There are actually many advantages to a virtual convention: no standing in line, everybody fits into the "room" for whichever panel they want to watch, and, best of all, as most panels/events were recorded, people could watch them at their leisure. The program could be accessed through Grenadine, which had links to Zoom for the actual panels. For most panels only the panelists could turn their video and microphones on and everybody else was automatically muted, which made attending the panels stress-free, and joining a panel late didn't disturb anyone. ConZealand used Discord for discussions (the panel "rooms"), and they had also created spaces there for virtual bars, the consuite, etc. There was a place to post cosplay pics, and the Masquerade also went virtual. Additional content could be found on the ConZealand site, like virtual tours of New Zealand (I especially loved my virtual visit to Hobbiton) and a virtual exhibition hall, art show, and the recorded panels.
My experience, technology-wise, went quite smoothly. I was familiar with Discord from a writing course that used it for discussions, and Zoom was quite easy to figure out. I had no trouble logging in, and all the panels I watched live or from recording went smoothly. The only issues I had were with the Larry Dixon and Mercedes Lackey panels (the guests of honour), because they were unable to use Zoom and Discord didn't actually work too well. As I understand it, you can't mute or turn off cameras for the audience in Discord, and that was a problem. I can't speak for the writing workshops or kaffeeklatsches, because I didn't attend any due to the time difference. (Most of those happened in the middle of the night European time.) The Hugo awards broadcast had some technical issues, but that was the worst of it.
Speaking of the Hugo awards, that was the only thing that soured the con experience a bit for me. (If you don't know what I'm talking about, you can catch up here.) I mostly enjoyed Martin's hosting and found his anecdotes about former Hugo ceremonies entertaining, but some of the jokes did make me a bit uncomfortable. I do see the point of the people who took offence, but I also felt a bit sorry for Martin, because I genuinely believe he didn't mean to hurt anyone or exclude people. I watched the rest of his panels and he was feeling very nostalgic, and that was probably why he included the stories he did. Some of the fault also lies with the con organisers, because they should have seen to things like sending Martin the correct pronunciations of the finalists' names. If they had looked through the material, maybe they could have discussed the potentially offensive bits with Martin and taken them out. But as I'm looking at this from a position of privilege, my opinion doesn't really matter. For what it's worth, Martin did apologise. Hopefully the next Worldcon will do better.

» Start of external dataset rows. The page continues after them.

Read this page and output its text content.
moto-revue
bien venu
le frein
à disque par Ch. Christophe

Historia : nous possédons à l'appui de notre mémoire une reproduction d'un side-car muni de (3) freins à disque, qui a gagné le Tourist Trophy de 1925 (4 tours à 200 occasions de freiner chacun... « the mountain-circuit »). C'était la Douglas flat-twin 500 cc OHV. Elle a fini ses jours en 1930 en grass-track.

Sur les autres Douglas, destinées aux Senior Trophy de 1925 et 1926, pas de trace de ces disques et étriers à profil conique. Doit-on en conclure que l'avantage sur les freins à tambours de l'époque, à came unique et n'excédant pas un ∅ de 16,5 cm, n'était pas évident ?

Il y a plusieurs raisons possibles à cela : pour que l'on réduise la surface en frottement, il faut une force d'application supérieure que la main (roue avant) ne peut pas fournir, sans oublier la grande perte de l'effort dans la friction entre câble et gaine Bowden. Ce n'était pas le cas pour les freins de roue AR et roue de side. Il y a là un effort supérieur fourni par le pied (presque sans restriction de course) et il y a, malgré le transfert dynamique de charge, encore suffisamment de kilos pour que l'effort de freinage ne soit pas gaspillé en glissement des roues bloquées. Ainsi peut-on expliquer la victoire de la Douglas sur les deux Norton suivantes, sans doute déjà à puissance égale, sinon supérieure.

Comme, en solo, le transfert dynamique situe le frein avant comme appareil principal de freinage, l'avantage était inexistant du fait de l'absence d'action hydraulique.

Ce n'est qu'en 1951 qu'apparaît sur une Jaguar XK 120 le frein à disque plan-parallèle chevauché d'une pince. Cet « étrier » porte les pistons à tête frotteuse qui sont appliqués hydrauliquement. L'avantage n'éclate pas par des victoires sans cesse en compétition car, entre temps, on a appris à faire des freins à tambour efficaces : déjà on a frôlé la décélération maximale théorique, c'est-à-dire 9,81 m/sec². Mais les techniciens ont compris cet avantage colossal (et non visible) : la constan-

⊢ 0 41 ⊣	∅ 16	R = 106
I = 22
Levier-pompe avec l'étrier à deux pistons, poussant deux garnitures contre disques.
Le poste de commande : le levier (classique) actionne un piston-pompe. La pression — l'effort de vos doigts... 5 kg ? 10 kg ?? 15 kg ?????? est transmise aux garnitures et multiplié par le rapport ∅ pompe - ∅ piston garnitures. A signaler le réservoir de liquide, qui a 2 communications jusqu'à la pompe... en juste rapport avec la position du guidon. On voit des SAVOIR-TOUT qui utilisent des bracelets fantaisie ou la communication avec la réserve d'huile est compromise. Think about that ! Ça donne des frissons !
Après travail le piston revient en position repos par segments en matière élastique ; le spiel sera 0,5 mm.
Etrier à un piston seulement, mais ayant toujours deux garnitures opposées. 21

All in all, virtual Worldcon was a positive experience for me and I wholeheartedly recommend it to anyone considering attending a virtual convention. (There's one this Saturday, ReCONvene, if anyone's interested. Membership is only 10 dollars.) As far as I can see, I did all of the things I would have done at a regular convention, watched panels, met people, joined in discussions. Maybe I would have attended a party or two or a workshop at a regular con. If DisCon III, the next Worldcon, goes virtual, I'll definitely attend.